Lynn Lubamersky, an associate professor in the Department of History, published an article, “I am a Woman, I am Quite Aware of My Own Capabilities: the Distinctive Voice of Franciszka Urszula Radziwiłłowa on Love, Marriage, and Freedom.”
The article is featured in a collection spanning Europe in the modern and early modern period, “Wheels of Change: Feminist Transgressions in Polish Culture and Society,” published by Warsaw University Press. Using rich and varied narrative, excerpts from philosophy and sociology, musicology, theater and film studies, this collection depicts a new reality, language, and values to understand the life, goals, and social achievements of women in Polish culture.
Franciszka Urszula Radziwiłłowa (1705-1753) wrote for the theater, cast actors from her own court, introduced tragedies, comedies, one-act plays and ballets and could be called “the mother of Polish theater.”
About her subject, Lubamersky wrote:
“Radziwillowa transgressed the limitations placed upon women of the time, since rather than being limited by conventional forms of expression and behavior expected of women in her place and time, she found a different form of private and public expression.
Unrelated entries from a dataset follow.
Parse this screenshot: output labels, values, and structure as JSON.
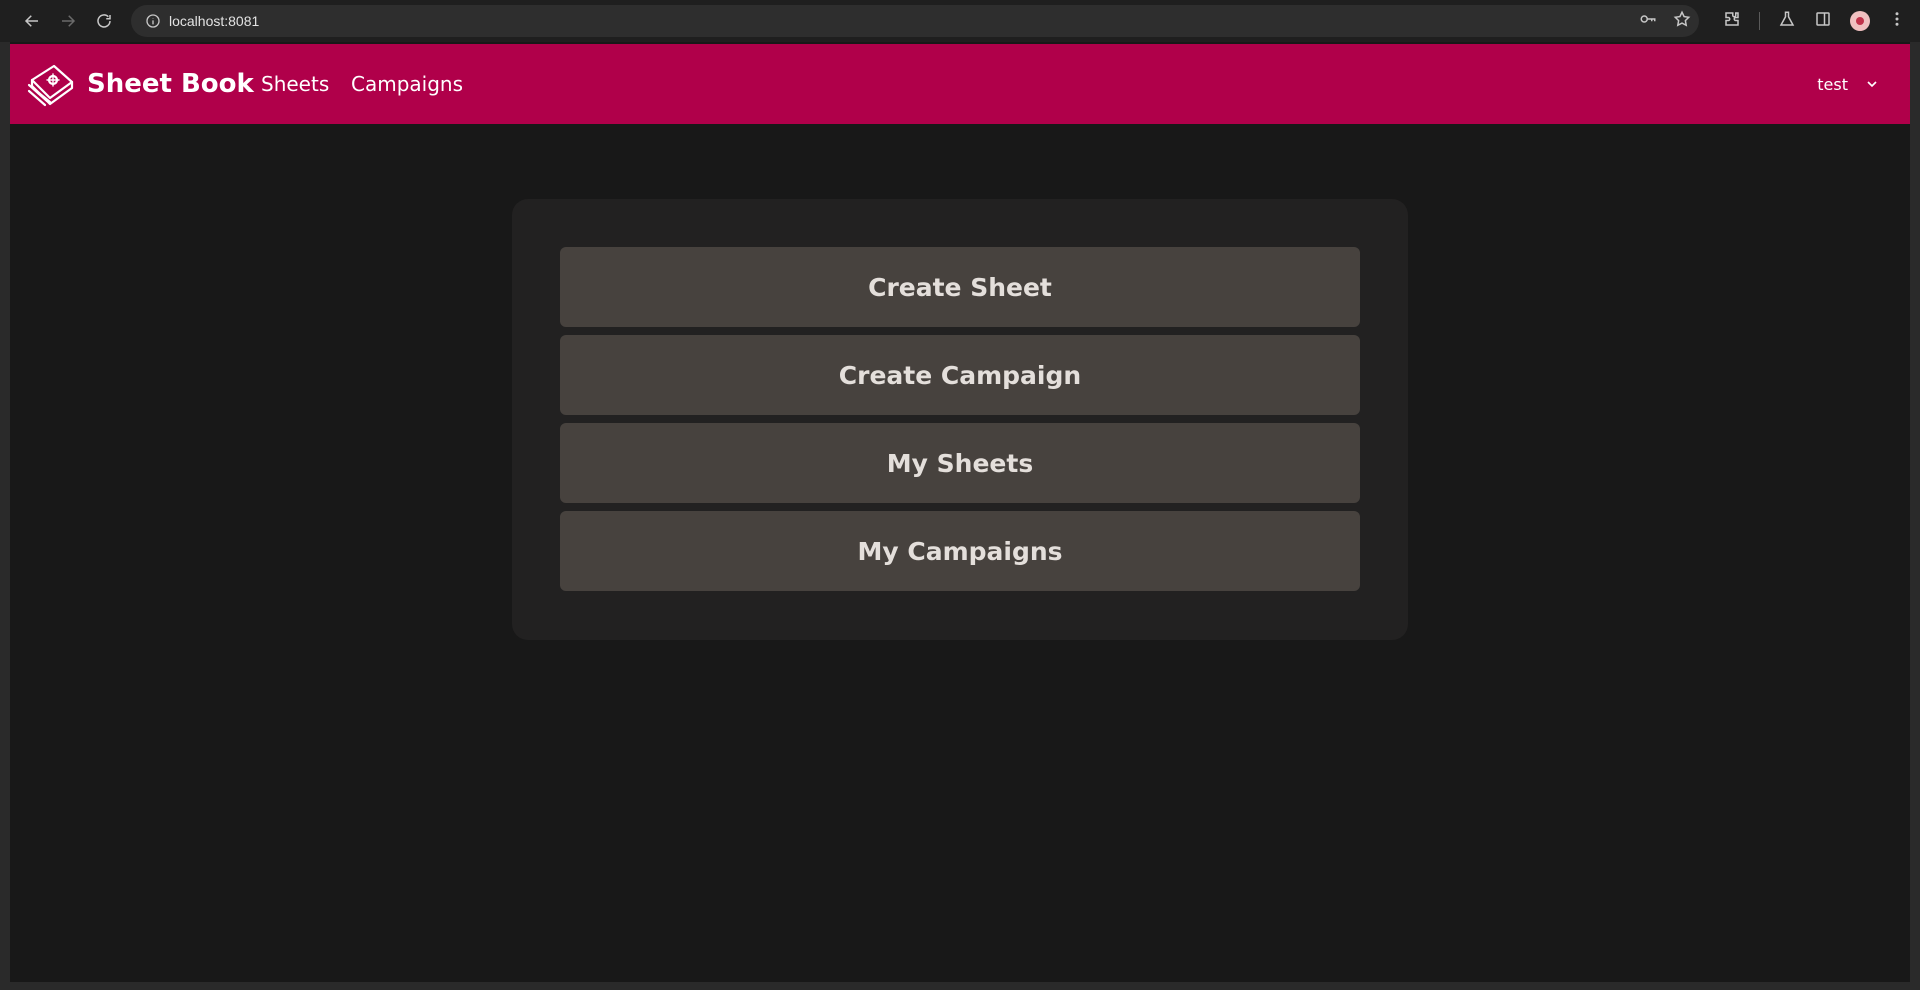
{
  "browser": {
    "url": "localhost:8081"
  },
  "header": {
    "brand": "Sheet Book",
    "nav": [
      {
        "label": "Sheets"
      },
      {
        "label": "Campaigns"
      }
    ],
    "user": "test",
    "color": "#b0004a"
  },
  "menu": {
    "buttons": [
      {
        "label": "Create Sheet"
      },
      {
        "label": "Create Campaign"
      },
      {
        "label": "My Sheets"
      },
      {
        "label": "My Campaigns"
      }
    ]
  }
}
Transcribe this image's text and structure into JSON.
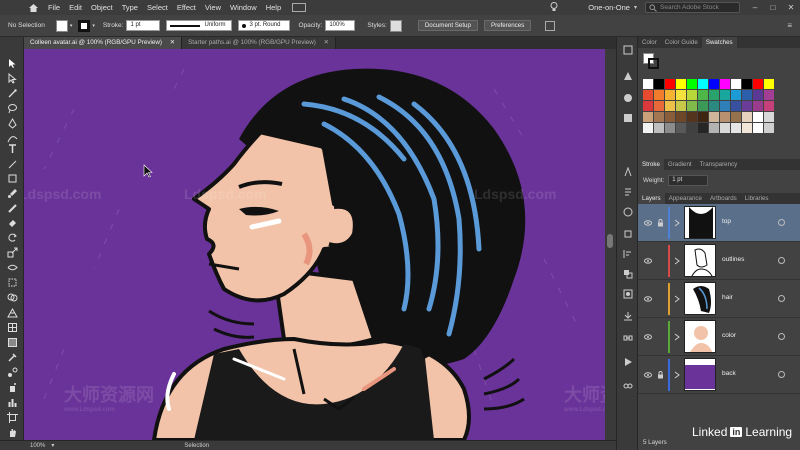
{
  "menubar": {
    "items": [
      "File",
      "Edit",
      "Object",
      "Type",
      "Select",
      "Effect",
      "View",
      "Window",
      "Help"
    ],
    "workspace": "One-on-One",
    "search_placeholder": "Search Adobe Stock"
  },
  "controlbar": {
    "selection_label": "No Selection",
    "stroke_label": "Stroke:",
    "stroke_weight": "1 pt",
    "profile": "Uniform",
    "brush": "3 pt. Round",
    "opacity_label": "Opacity:",
    "opacity_value": "100%",
    "styles_label": "Styles:",
    "doc_setup_label": "Document Setup",
    "preferences_label": "Preferences"
  },
  "tabs": [
    {
      "label": "Colleen avatar.ai @ 100% (RGB/GPU Preview)"
    },
    {
      "label": "Starter paths.ai @ 100% (RGB/GPU Preview)"
    }
  ],
  "statusbar": {
    "zoom": "100%",
    "tool": "Selection"
  },
  "panels": {
    "color_tabs": [
      "Color",
      "Color Guide",
      "Swatches"
    ],
    "stroke_tabs": [
      "Stroke",
      "Gradient",
      "Transparency"
    ],
    "weight_label": "Weight:",
    "weight_value": "1 pt",
    "layers_tabs": [
      "Layers",
      "Appearance",
      "Artboards",
      "Libraries"
    ],
    "layers": [
      {
        "name": "top",
        "color": "#4e80d8"
      },
      {
        "name": "outlines",
        "color": "#d84a4a"
      },
      {
        "name": "hair",
        "color": "#e0a030"
      },
      {
        "name": "color",
        "color": "#5aa83a"
      },
      {
        "name": "back",
        "color": "#3a6adf"
      }
    ],
    "layer_count": "5 Layers"
  },
  "swatches": {
    "row1": [
      "#ffffff",
      "#000000",
      "#ff0000",
      "#ffff00",
      "#00ff00",
      "#00ffff",
      "#0000ff",
      "#ff00ff",
      "#ffffff",
      "#000000",
      "#ff0000",
      "#ffff00"
    ],
    "row2": [
      "#e84a2f",
      "#f07c2c",
      "#f6b233",
      "#f4e13c",
      "#b8d83a",
      "#4fb64a",
      "#29a26b",
      "#19a79d",
      "#1d9bd6",
      "#2c5fab",
      "#5a3a96",
      "#a33e95"
    ],
    "row3": [
      "#d9383d",
      "#e86a3a",
      "#edc04a",
      "#c8c848",
      "#7fba4b",
      "#3c9a58",
      "#2b8a7f",
      "#2f7fb8",
      "#3750a0",
      "#6a3e98",
      "#9a3b8c",
      "#c8407a"
    ],
    "row4": [
      "#c9a27a",
      "#a37751",
      "#8a5e3a",
      "#6e4628",
      "#54341c",
      "#3e2612",
      "#cfb59a",
      "#b89270",
      "#96714e",
      "#e6d2bc",
      "#ffffff",
      "#d8d8d8"
    ],
    "row5": [
      "#f2f2f2",
      "#bfbfbf",
      "#8c8c8c",
      "#595959",
      "#404040",
      "#262626",
      "#b3b3b3",
      "#d9d9d9",
      "#e6e6e6",
      "#f2e6d9",
      "#ffffff",
      "#cfcfcf"
    ]
  },
  "watermarks": [
    "Ldspsd.com",
    "Ldspsd.com",
    "Ldspsd.com",
    "大师资源网",
    "大师资源网",
    "www.Ldspsd.com",
    "www.Ldspsd.com"
  ],
  "brand": {
    "name": "Linked",
    "in": "in",
    "suffix": "Learning"
  }
}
Being a playwright was not her only contribution. Radziwiłłowa founded the longest running courtly center of theater at Nieśwież and constructed the building housing the archive there. In the end, in the words of Karol Estreicher, ‘it is a remarkable thing that only one person, and a woman at that, should have made so bold a move as to override the conventions imposed on poets.’ She was a woman who had found her own voice and used it. She wrote, ‘I am a woman, I am quite aware of my own capabilities,’ and she used these capabilities to reject the patriarchal culture in which she was living, and to express her own ideas regarding love, marriage, and freedom.”